To me, naan is one of those foods that is supremely craveable. It’s simple, rustic, tasty, and has the most amazing texture when done right. Don’t be afraid to roll it out very thin, as that will help the gluten develop, giving it that perfect chewy structure that calls to me in the night sometimes. Oh, but you don’t want to make naan unless you have some Indian food to eat it with? Don’t be so quick to order in! Try this simple recipe. It’s quick to throw together with items that can sit in your pantry for a rainy day, and will be done in the time it takes to whip up some naan. Soaking up an easy and nutritious bowl of chickpeas and coconut milk with some naan hot from your own oven, buttery and soft, I can hardly picture anything better.
Red Pepper Naan
Adapted from Bread by Christine Ingram and Jennie Shapter
8 ounces unbleached bread flour
1/2 teaspoon salt
1/2 teaspoon ground red pepper, or cayenne
1 1/2 teaspoons active dry yeast
4 tablespoons lukewarm milk
1 tablespoon vegetable or olive oil
2 tablespoons plain yogurt
2 to 3 tablespoons melted butter, for brushing
1. Cream the yeast in the milk. Set aside for 15 minutes, or until foamy.

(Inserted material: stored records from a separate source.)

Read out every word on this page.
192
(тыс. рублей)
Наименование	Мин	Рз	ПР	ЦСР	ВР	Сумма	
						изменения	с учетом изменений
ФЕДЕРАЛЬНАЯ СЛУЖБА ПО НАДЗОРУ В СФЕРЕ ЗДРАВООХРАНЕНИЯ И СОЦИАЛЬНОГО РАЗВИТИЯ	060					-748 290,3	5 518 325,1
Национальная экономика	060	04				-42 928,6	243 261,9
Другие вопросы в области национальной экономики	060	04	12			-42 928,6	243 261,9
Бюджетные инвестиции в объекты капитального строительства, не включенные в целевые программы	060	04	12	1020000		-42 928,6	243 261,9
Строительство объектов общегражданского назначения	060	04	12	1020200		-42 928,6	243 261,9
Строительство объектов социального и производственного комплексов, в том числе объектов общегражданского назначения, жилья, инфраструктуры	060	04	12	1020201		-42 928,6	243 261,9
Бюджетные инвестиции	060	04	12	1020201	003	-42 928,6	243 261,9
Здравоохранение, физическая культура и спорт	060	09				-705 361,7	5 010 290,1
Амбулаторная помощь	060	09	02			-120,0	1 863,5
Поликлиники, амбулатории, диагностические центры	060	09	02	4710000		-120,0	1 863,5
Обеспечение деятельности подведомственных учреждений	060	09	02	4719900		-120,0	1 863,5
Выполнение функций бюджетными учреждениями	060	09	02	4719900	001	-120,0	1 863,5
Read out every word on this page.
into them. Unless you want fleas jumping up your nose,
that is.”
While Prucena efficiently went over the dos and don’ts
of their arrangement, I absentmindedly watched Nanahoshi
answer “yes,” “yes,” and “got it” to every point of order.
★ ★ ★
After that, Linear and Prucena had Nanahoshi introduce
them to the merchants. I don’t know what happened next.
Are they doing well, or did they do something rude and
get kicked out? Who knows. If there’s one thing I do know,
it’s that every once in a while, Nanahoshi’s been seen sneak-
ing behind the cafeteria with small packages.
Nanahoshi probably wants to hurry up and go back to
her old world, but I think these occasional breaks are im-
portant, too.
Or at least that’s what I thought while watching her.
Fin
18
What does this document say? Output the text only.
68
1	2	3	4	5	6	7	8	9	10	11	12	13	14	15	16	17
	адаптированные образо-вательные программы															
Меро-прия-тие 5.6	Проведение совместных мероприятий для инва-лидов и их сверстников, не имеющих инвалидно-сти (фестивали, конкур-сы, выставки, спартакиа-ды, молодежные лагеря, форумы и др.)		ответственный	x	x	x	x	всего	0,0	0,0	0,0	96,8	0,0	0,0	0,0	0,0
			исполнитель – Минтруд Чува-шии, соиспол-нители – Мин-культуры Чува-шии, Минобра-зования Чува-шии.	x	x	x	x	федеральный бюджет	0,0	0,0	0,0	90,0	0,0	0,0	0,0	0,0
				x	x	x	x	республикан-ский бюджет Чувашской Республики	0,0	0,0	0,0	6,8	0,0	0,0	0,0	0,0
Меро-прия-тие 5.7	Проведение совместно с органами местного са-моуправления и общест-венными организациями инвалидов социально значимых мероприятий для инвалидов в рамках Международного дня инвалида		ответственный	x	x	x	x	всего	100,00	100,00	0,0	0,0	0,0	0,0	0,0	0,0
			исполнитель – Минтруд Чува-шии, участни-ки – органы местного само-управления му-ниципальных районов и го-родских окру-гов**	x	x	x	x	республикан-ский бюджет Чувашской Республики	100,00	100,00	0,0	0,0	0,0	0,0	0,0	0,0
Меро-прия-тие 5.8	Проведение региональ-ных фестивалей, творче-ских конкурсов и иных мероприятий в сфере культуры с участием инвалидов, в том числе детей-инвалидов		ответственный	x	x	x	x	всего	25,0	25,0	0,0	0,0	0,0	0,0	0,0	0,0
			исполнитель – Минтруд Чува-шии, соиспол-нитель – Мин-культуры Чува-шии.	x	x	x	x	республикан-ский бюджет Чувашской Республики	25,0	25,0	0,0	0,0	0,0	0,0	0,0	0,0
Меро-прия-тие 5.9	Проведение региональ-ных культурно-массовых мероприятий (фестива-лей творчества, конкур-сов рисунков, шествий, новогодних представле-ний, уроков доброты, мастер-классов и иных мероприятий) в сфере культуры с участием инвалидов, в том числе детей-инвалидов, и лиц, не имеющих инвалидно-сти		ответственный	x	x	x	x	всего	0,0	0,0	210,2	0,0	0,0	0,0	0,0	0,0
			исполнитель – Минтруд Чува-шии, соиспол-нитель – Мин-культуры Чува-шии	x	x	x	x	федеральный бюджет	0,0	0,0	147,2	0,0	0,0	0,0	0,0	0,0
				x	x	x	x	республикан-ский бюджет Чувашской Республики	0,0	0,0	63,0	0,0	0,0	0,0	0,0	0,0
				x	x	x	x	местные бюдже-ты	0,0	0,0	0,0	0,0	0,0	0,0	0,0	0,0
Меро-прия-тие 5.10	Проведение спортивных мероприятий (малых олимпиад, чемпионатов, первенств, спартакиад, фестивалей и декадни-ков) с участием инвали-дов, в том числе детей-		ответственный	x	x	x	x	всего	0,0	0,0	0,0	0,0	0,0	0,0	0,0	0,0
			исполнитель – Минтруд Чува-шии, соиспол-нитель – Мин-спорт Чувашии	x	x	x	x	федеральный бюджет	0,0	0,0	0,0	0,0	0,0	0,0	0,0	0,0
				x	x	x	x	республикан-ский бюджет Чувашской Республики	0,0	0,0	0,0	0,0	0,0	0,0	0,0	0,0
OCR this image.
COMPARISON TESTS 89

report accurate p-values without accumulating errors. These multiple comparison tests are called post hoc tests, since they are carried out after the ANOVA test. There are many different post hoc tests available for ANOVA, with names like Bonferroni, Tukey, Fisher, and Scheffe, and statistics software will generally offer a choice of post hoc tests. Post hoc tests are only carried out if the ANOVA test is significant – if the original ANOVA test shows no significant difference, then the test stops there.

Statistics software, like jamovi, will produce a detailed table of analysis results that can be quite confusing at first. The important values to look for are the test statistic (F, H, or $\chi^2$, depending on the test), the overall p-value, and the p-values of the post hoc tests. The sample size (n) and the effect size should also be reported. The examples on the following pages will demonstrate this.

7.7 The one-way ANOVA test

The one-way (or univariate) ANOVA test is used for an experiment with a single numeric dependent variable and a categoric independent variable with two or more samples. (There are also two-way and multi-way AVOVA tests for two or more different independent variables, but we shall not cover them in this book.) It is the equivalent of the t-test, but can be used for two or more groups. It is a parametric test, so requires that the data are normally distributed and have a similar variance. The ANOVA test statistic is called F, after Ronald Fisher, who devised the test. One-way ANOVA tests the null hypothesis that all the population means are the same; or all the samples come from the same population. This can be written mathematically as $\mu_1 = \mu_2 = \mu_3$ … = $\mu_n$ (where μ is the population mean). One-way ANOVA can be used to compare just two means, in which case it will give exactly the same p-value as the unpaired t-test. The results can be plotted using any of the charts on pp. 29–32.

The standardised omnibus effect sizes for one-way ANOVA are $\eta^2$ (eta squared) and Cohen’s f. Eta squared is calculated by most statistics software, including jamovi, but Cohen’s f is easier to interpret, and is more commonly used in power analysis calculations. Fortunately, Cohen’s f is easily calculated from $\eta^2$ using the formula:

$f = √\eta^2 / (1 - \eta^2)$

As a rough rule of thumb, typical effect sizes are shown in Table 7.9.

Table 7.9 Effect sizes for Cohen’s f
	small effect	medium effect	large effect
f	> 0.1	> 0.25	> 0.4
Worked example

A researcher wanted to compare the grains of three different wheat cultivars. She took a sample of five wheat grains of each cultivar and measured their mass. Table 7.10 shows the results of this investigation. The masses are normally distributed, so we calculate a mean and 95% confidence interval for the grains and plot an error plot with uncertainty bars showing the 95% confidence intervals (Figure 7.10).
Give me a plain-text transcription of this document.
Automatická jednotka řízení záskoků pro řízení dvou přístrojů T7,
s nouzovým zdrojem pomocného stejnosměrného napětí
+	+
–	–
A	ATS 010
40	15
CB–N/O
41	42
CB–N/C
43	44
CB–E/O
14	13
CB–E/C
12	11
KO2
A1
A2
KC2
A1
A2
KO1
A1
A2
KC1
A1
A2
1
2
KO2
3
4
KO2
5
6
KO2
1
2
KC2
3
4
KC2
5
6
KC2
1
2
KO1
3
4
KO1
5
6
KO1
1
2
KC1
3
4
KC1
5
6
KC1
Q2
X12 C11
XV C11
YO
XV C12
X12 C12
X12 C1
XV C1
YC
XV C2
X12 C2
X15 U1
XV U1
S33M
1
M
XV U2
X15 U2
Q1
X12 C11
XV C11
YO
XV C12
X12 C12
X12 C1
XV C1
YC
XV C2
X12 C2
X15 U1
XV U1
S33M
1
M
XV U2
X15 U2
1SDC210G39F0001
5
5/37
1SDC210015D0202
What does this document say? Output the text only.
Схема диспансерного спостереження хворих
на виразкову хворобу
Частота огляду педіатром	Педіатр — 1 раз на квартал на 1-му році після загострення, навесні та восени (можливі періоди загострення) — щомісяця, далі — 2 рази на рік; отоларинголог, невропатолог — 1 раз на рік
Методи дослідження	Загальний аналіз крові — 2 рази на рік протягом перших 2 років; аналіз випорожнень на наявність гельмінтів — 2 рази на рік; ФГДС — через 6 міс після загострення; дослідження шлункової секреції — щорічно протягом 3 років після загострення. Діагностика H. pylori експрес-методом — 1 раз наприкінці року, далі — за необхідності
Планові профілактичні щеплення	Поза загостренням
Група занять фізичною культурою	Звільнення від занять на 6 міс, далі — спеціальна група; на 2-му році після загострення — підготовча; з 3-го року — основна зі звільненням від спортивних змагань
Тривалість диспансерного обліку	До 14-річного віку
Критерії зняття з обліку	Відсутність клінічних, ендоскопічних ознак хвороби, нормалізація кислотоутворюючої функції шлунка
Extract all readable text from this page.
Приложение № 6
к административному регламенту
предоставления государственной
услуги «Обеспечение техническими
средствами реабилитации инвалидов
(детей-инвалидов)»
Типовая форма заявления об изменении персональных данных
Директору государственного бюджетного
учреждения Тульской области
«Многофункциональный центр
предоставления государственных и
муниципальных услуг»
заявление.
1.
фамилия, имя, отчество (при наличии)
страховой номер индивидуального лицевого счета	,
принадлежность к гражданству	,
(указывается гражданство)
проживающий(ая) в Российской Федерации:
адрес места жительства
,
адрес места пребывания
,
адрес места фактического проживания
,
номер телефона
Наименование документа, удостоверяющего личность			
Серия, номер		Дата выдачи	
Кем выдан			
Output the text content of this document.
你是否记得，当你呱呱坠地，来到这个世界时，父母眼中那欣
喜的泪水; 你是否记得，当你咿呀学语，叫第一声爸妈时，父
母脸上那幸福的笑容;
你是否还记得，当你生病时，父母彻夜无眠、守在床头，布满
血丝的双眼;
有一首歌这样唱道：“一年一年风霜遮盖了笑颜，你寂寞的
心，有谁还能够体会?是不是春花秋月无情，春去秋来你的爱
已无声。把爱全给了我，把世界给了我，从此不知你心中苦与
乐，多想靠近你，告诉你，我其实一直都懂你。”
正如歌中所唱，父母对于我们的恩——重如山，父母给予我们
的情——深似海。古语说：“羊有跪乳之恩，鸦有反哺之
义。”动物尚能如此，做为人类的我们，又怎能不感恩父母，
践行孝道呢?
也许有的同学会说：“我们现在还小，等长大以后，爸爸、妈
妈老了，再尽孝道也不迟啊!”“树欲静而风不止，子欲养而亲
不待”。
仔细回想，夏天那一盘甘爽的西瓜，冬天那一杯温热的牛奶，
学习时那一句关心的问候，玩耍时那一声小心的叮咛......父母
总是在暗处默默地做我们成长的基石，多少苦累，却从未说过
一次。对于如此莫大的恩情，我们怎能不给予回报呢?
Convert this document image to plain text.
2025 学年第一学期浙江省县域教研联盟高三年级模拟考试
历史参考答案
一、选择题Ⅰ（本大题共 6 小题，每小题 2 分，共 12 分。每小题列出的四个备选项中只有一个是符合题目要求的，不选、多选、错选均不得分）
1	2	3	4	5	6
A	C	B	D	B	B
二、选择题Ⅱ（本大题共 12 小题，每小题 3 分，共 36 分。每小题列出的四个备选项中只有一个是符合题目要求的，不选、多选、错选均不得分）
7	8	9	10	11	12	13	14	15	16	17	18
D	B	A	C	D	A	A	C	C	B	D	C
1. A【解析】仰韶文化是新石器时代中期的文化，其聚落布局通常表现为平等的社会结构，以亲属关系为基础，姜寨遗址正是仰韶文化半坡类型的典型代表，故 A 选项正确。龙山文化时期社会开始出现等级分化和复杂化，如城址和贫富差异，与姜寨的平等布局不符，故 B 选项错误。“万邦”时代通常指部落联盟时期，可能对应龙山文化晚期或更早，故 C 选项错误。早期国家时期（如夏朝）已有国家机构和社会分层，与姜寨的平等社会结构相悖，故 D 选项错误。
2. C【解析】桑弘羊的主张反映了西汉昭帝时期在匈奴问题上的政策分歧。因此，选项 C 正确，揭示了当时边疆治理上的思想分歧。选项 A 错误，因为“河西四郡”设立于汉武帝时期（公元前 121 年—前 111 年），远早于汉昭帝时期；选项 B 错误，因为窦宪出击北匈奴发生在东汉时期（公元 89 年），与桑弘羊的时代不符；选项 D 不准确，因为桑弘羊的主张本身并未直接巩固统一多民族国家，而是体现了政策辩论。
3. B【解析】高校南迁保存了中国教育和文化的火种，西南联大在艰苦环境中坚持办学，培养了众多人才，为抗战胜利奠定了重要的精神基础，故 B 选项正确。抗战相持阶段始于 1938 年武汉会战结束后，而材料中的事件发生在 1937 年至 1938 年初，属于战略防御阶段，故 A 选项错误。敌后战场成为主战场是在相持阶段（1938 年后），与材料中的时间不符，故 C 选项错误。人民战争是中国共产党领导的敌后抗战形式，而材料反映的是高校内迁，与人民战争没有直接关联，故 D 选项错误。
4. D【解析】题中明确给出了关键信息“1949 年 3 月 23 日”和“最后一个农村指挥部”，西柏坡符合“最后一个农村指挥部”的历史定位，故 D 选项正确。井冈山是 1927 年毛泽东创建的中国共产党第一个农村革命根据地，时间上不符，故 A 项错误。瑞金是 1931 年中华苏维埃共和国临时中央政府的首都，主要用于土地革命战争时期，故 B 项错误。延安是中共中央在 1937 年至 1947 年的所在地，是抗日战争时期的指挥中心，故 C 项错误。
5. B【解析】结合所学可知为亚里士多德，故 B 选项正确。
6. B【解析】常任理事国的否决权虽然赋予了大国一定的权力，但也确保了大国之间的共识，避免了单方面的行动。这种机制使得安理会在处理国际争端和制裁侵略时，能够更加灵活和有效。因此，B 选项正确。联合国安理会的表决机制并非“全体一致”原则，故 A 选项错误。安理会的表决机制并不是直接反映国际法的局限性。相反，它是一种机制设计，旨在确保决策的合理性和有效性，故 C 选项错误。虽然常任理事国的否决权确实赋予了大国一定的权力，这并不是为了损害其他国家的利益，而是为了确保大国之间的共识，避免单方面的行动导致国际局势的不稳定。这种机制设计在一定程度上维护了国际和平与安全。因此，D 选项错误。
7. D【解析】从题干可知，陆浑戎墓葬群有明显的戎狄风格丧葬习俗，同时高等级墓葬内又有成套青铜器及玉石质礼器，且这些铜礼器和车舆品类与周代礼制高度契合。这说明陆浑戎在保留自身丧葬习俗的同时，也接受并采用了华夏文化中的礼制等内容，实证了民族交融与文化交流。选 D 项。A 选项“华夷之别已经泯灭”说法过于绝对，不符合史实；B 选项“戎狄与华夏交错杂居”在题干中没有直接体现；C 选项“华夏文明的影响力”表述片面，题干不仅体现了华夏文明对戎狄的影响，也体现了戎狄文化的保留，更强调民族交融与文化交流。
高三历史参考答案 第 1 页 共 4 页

2. Sift the flour, salt, and pepper together in a large bowl. Add the yeast mixture, oil, yogurt, and egg, and mix to form a soft dough.
3. Turn out onto a lightly-floured surface and knead for about 10 minutes, or until smooth and elastic. Place in a lightly oiled bowl, cover with plastic wrap, and leave in a warm place to rise for about 45 minutes, or until doubled in size.
4. Preheat the oven to its highest setting, or at least 450º F. If you have a baking stone, heat it up in the oven. If not, place a couple of heavy baking sheets in the oven to heat.
5. Turn the dough out onto a lightly floured surface and punch down. Divide into four pieces and shape into balls.
6. Cover three of the balls, and roll the fourth out into a teardrop shape about 10 inches long and five inches across.
7. Turn the broiler on to its highest setting, in the preheated oven. If you have a grill, you can absolutely use that instead. Place the naan on the hot baking stone, or the preheated baking sheets and bake for 3 to 4 minutes, or until puffed up.
8. Remove the naan from the oven and place under the broiler or on the grill for a few seconds, or until the tops brown slightly. Wrap the cooked naan in a kitchen towel to keep warm while rolling out and cooking the remaining dough. Brush with melted butter and serve warm.
1. If you like your naan thicker and more bready, by all means leave it a little thicker when rolling out. Personally, I like mine thinner; I think it has a better texture. I didn’t roll mine out quite as thinly as I prefer, but it was still very good!
2. For whole wheat naan, substitute about half the flour for whole wheat flour. Any more than that, though, and the bread will be too dense.
3. The pepper you use here will obviously be a stand-out flavor, so use the best you have! You can of course omit it for a plain naan. To make naan with seeds, you can either mix them into the dough, or roll them onto the tops of the unbaked dough.
4. For the best results, make sure your oven and baking stone or pans are hot for at least 10 minutes before cooking the naan.
5. I used olive oil to brush instead of using butter. I just couldn’t be bothered to melt any.